На второй день осмелевшие деникинцы, видя, что никто не выступает против них, собрали жителей села и потребовали выдачи тех, кто воевал против
– А где же мы их возьмем? – сказал древний старик, хитро взглянув на офицера.
Переводчиком был бывший писарь старшины.
– Куда же они подевались? – спросил офицер.
– Вон там все, в лесу. – Старик показал палкой в сторону Тэлги-балки. – Видишь, стоят и смотрят, что здесь делается.
Взглянув туда, куда показал старик, и увидев каменные плиты на старом заброшенном кладбище, офицер побледнел. На миг он действительно принял надмогильные камни за людей.
На следующий день деникинцы ушли на восток в сторону Грозного, оставив эти «проклятые Богом» села карателям, которые должны были вскоре прибыть на смену. Заодно они прихватили с собой лучших коней, угнали коров и овец, забрали для корма лошадям всю, какую нашли, кукурузу.
7
– Врагу не пожелаешь такого! – огорченно сетует Хусен на то, что не может с места сдвинуться.
С тех пор как он упал с коня на поле боя и снова сломал бедро, дела его совсем плохи. Лежит в четырех стенах, ни света, ни жизни не видит. Даже навестить почти никто не заходит: людей-то ведь в селе совсем не осталось – кто в партизаны подался, а кто скрывается от деникинцев, а коли кто и зайдет, так ничего утешительного не скажет.
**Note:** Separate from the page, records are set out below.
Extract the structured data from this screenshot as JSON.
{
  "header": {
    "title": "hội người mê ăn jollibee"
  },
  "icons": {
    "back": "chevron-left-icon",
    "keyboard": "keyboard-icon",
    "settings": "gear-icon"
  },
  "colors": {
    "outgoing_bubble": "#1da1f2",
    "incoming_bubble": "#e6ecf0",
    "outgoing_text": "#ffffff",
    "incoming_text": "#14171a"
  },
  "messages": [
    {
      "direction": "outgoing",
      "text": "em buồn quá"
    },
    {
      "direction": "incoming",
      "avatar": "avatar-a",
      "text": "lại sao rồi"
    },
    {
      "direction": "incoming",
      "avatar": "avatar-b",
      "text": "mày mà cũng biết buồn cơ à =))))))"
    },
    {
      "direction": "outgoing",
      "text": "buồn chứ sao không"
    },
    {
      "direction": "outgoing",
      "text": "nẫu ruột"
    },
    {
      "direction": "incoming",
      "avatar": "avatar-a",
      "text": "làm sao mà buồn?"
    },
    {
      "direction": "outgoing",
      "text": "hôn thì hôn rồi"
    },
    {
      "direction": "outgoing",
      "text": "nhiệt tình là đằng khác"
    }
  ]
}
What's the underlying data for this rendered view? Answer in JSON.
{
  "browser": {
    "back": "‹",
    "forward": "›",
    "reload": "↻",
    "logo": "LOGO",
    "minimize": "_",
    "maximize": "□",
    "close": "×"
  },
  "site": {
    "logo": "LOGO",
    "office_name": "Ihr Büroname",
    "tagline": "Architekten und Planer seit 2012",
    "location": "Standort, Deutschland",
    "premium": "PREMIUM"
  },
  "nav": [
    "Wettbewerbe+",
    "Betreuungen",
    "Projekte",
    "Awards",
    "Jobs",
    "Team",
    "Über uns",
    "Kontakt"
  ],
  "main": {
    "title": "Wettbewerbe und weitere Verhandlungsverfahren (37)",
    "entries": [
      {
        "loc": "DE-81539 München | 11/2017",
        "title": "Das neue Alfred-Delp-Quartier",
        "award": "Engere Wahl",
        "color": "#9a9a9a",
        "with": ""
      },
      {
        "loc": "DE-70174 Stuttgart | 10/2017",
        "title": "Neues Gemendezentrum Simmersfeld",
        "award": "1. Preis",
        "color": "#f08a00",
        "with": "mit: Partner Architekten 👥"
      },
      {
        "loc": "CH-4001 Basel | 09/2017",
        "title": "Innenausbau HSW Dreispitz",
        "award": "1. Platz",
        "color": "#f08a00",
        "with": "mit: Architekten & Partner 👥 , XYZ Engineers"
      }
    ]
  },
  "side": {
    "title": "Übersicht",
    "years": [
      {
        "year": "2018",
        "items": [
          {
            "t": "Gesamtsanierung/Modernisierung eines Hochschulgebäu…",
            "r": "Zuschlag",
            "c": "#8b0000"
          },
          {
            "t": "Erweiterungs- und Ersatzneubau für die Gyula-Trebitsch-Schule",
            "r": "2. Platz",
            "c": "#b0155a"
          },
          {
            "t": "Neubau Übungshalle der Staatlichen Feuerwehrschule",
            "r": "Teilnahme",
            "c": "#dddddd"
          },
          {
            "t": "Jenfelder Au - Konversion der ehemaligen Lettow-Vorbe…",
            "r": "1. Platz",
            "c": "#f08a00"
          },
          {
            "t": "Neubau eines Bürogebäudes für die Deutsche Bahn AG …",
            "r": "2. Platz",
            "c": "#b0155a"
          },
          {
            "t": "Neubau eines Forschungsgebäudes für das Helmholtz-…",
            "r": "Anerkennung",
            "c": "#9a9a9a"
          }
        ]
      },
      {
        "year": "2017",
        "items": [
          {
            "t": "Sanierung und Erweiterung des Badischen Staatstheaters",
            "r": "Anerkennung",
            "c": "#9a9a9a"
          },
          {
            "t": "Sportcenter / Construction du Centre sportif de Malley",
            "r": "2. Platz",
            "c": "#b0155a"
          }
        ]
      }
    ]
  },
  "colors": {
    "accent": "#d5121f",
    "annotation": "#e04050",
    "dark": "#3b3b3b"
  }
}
Вот сейчас сидит Гойберд. Он еще утром пришел. Раньше заходил и Мажи. Но Гойберд сказал, что прошлой ночью и он ушел в лес.
– Мой сын не будет солдатом Деникина! – торжественно заявил Гойберд.
– Теперь эти гяуры не оставят тебя в покое! – всплеснула рука ми Кайпа.
– Не оставят – вот я перед ними. Пусть делают, что хотят.
– Меня вчера Ази к себе позвал, – сказала Кайпа. – Велел, что бы оба сына явились к ним. Они ведь теперь власть. «Твои сыновья, говорит, никогда не давали мне покоя, вот и теперь душу тянут…»
– Вытянуть бы и впрямь из него эту душу! – сказал Гойберд. – Клянусь Богом, надо бы вытянуть ее совсем вон.
– А другой, чтоб он кровью истек, сидел молча.
– Саад? Как бы он ни молчал, а это его затея, выслужиться хо чет перед гяурами.
– Да разве я не знаю, что это все от него идет.
– Клянусь Богом, от него, – подтвердил Гойберд. – Теперь ведь он старшина. А Ази у него вместо собаки. За него брешет.
Как только село заняли деникинцы, Саад сделал все, чтобы стать старшиной. Он рассчитывал так сберечь богатство. И кроме того, надеялся, что, будь он старшиной, управится с сыновьями Беки без труда. Не придется больше действовать через Ази.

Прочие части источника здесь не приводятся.